During the House debate, Rep. Neil Abercrombie (D-HI) voted for the House bill that he had not read. "You'd have to have hours and hours and hours to be able to do all that," he explained.

This did not stop the Democrat leadership from promoting the Health Care Reform Bill with an astounding barrage of propaganda and outright lies. 

Give this history, it seems more likely that the people who "feel" they understand the bill rely on faith in their party's propaganda, while those who doubt their understanding of the bill are suspicious of political machinations. The latter seems an eminently rational view.

If Pew had polled Congress, they would fall into the "not too much" category (assuming they answered honestly). We have already witnessed two examples in the last week. The coverage of children's preexisting conditions turned out to hinge on the wording of one paragraph of a 2,400-page bill. One would expect that poorly written legislation would reflect poorly on Congress. The job of legislators is, after all, is to write legislation. John Kerry was typically shameless, writing in a fundraising letter:

Insurance companies, citing some made-up loophole they "discovered," announced that they wouldn't write policies for sick kids. Immediately, President Obama's Secretary of Health and Human Services let them know we wouldn't stand for any of this red tape, loophole nonsense.

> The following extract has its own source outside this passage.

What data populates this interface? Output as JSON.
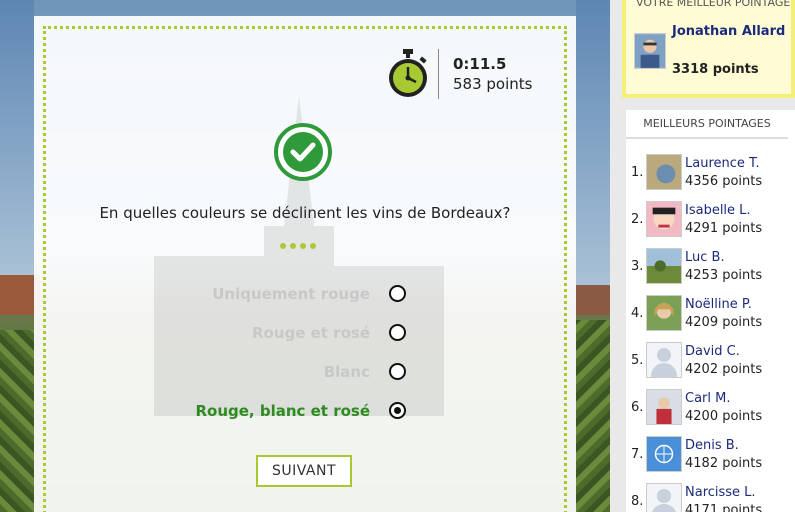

Does Senator Kerry expect us to believe that the health care bill is free of red tape and loopholes? Now that requires faith.

Another of the 2,400 pages will cost corporations billions of dollars by eliminating a tax deduction for employee health care. Rep. Henry Waxman is furious that these companies have obeyed SEC requirements and reported this expense. Waxman apparently understood the bill not so much.

It seems unlikely that any single person understands a bill of this incredible complexity and self-contradiction. The invisible technocrats who wrote it might comprehend their own tiny contributions, but its proponents -- including the president and congressional leaders -- did not deign to read the thing. It is entirely rational to oppose the bill and not understand it; it is a bad bill because it is incomprehensible.

I fear that over the next decade, as complicated new regulations unfold, we'll discover that we were all in the "understand not too much/not at all" category.

Peter Wilson is a writer who blogs at walkingdogcapitalist.